Nach Klimafonds-Urteil: Ostdeutscher Aufschwung gefährdet?

Kommt das Intel-Projekt? Werden Förderzusagen zurückgezogen? Ökonomen warnen davor, nach dem Klima-Urteil aus Karlsruhe Investitionen zu streichen, die für Ostdeutschland vorgesehen sind.
Das Logo des Chipherstellers Intel an der Zentrale des Unternehmens in Kalifornien.
Das Logo des Chipherstellers Intel an der Zentrale des Unternehmens in Kalifornien.Foto: Andrej Sokolow/dpa
Epoch Times27. November 2023

Vor einer Sondersitzung der Energie- und Wirtschaftsminister aus Bund und Ländern am Montag in Berlin hat der Ökonom Marcel Fratzscher vor einem Zurückziehen versprochener Fördermittel gewarnt. Ein erheblicher Teil des Geldes sei für Projekte in Ostdeutschland vorgesehen, sagte Fratzscher den Zeitungen der Funke Mediengruppe.

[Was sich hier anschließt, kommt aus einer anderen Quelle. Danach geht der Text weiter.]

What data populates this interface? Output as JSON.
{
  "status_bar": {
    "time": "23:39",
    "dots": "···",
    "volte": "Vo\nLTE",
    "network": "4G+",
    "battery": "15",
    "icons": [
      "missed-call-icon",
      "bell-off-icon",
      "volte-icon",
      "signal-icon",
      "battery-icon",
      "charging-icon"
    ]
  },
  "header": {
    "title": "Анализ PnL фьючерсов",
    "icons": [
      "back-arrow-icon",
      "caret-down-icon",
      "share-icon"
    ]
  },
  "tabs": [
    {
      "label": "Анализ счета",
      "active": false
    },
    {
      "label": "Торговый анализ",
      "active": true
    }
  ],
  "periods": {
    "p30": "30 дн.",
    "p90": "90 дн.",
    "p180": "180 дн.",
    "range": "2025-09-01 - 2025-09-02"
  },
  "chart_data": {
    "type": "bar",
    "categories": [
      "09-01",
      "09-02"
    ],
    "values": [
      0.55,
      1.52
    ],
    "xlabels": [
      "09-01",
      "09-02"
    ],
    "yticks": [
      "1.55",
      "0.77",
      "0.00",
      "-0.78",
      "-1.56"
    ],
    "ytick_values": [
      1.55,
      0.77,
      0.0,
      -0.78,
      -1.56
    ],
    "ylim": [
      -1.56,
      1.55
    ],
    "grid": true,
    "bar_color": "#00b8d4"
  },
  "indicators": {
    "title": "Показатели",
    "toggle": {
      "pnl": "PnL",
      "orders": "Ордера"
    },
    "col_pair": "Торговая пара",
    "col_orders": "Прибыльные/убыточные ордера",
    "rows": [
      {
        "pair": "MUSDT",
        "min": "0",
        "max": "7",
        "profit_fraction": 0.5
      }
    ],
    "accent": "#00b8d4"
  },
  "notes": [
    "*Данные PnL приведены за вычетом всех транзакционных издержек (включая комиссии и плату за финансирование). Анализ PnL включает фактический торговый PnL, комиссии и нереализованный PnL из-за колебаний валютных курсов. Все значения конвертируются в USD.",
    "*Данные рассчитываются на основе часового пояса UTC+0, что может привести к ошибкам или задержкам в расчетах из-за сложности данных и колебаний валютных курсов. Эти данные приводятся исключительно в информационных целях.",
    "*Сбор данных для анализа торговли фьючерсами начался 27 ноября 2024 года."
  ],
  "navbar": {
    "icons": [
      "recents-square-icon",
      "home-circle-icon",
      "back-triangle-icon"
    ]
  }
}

„Die Bundesregierung würde mit einer Rücknahme der Versprechen somit die wirtschaftliche Polarisierung in Deutschland weiter verschärfen“, erklärte der Präsident des Deutschen Instituts für Wirtschaftsforschung (DIW Berlin).

Was wird mit Intel?

Das Bundesverfassungsgericht in Karlsruhe hatte Mitte November die Verschiebung nicht genutzter Corona-Kredite in den sogenannten Klima- und Transformationsfonds (KTF) für unzulässig erklärt.

Dadurch fehlen 60 Milliarden Euro für zahlreiche klimapolitische Projekte der Ampel-Koalition, aber auch für die wirtschaftliche Transformation. Aus dem Fonds sollten etwa auch Industrieansiedlungen wie das Werk des Chipherstellers Intel in Magdeburg in Sachsen-Anhalt finanziert werden.

Der Wirtschaftsminister Sachsen-Anhalts, Sven Schulze (CDU), sagte den Zeitungen der Funke Mediengruppe, er erwarte nun schnellstmöglich Klarheit zur Finanzierung. „Ich gehe weiterhin davon aus, dass Bundeskanzler Olaf Scholz seine Zusagen zum Intel-Projekt vollständig einhält“, sagte er.

Förderzusagen zurückziehen ist heikel

Auch der Zweite Vorsitzende der Industriegewerkschaft IG Metall, Jürgen Kerner, warnte davor, Förderzusagen wieder zurückzuziehen. „Bei den Unternehmen entsteht eine große Verunsicherung mit der Folge, dass Zukunftsinvestitionen ausbleiben. Am Ende steht unser gesamtes Industriemodell in Frage. Arbeitsplätze und Wohlstand sind in akuter Gefahr“, sagte Kerner.

Er forderte die Politik auf, langfristig ein Modell zu finden, das Investitionen und Transformationsfinanzierung von einer künftigen Schuldenbremse ausnimmt.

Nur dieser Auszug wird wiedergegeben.